II. Einleitend beschäftigt sich Dubber zunächst mit dem Stellenwert des common law im Bereich des Strafrechts

(Teil 1, S. 1 ff.). Dubber relativiert hier unter anderem die verbreitete Meinung, dass das US-amerikanische Strafrecht vorwiegend auf Richterrecht beruhe. Von Dubber erfahren wir, dass sich der Schwerpunkt der Rechtsproduktion von der Judikative auf Exekutive und Legislative verschoben hat (S. 7 ff.) und dass an die Stelle des strafrechtlichen Richterrechts moderne Strafrechtskodifikationen getreten sind, die ähnlich ihren kontinentaleuropäischen Entsprechungen nahezu alle Gesellschaftsbereiche (straf-)rechtlich erfassen.
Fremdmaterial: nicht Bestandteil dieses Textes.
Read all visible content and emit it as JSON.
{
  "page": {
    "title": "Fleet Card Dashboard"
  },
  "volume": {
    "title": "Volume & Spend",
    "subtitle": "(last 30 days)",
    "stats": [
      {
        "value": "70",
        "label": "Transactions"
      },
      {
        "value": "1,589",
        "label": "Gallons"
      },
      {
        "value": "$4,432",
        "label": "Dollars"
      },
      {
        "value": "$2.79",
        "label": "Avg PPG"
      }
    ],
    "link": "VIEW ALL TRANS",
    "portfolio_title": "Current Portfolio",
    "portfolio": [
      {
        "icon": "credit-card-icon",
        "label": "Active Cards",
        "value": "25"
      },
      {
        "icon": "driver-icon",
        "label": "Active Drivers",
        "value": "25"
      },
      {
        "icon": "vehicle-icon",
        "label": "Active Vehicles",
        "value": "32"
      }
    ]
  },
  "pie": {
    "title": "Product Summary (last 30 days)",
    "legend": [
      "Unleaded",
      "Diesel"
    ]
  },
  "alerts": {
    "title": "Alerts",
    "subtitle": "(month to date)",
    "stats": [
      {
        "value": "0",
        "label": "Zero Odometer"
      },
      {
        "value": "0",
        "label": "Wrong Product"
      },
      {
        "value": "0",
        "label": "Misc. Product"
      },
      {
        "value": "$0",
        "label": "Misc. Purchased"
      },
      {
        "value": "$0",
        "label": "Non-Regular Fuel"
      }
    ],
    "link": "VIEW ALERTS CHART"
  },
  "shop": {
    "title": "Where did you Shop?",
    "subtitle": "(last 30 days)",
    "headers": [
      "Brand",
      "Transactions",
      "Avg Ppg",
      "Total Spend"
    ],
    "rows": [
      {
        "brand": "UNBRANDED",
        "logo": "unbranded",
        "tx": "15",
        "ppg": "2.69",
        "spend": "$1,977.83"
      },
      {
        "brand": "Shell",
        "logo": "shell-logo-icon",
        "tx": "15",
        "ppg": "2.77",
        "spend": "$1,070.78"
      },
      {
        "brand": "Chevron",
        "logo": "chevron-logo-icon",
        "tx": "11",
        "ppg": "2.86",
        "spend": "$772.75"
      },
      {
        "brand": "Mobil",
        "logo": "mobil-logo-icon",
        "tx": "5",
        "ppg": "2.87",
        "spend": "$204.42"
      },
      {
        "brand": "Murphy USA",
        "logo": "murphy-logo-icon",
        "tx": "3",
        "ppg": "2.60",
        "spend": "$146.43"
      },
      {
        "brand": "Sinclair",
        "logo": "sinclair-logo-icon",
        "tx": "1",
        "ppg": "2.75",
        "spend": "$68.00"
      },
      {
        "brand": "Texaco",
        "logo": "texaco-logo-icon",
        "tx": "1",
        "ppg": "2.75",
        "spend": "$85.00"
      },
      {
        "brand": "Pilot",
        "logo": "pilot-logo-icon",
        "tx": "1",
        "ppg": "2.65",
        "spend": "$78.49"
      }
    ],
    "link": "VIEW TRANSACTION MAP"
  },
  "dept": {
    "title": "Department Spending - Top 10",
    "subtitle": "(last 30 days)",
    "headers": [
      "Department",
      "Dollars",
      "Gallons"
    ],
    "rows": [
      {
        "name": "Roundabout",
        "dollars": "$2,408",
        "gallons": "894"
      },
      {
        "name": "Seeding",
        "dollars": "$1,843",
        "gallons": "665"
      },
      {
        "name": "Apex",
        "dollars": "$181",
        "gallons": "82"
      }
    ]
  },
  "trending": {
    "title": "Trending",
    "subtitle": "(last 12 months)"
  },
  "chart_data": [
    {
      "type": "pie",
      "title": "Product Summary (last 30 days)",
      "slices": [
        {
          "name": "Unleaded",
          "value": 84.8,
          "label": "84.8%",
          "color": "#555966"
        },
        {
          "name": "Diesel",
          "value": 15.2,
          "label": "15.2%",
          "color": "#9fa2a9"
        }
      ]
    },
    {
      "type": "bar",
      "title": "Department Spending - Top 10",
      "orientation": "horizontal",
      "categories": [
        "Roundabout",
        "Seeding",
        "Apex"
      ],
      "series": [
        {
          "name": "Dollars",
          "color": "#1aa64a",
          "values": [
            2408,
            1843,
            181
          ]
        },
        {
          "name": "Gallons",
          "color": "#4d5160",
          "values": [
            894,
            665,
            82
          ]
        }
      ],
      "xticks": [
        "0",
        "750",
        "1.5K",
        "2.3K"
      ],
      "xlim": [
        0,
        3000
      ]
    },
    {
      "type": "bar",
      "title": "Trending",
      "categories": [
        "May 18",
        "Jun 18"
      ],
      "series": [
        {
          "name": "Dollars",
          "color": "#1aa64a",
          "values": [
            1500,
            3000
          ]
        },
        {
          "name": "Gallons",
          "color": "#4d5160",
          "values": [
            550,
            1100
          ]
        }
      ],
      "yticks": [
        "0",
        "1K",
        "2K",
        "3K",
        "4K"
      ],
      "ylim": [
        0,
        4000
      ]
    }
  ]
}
Sie sind es auch, die das US-amerikanische Strafrecht zu einem schwer fassbaren Arbeitsgegenstand machen (S. 2). Neben dem Strafrecht der 50 Bundesstaaten gibt es ein Strafrecht des Bundes und eine unüberschaubare Fülle an Nebenstrafrecht auf allen administrativen Ebenen (S. 3). Um der Unübersichtlichkeit Herr zu werden, wählt Dubber einen eigenen Zugang zum US-amerikanischen Strafrecht, der zugleich der modernste ist: Dubbers Buch ist eine Einführung in den sog. "Model Penal Code" (MPC), einem Musterstrafgesetzbuch (S. 17 ff.), das nach langjährigen Vorarbeiten 1962 von dem privaten American Law Institute veröffentlicht wurde (zur Entstehungsgeschichte siehe Dubber, Penal Panopticon: The Idea of a Modern Model Penal Code, in: Buffalo Criminal Law Review, Vol. 4 No. 1 [2000], S. 53-100; zugänglich über http://wings.buffalo.edu/law/bclc/bclr.htm). Der Model Penal Code war Anstoß zu Reformbemühungen in 40 der 50 Bundesstaaten der USA und ist nach dem Ende des common law-Strafrechts zum "gemeinsamen Nenner" im amerikanischen Strafrecht geworden (S. 16).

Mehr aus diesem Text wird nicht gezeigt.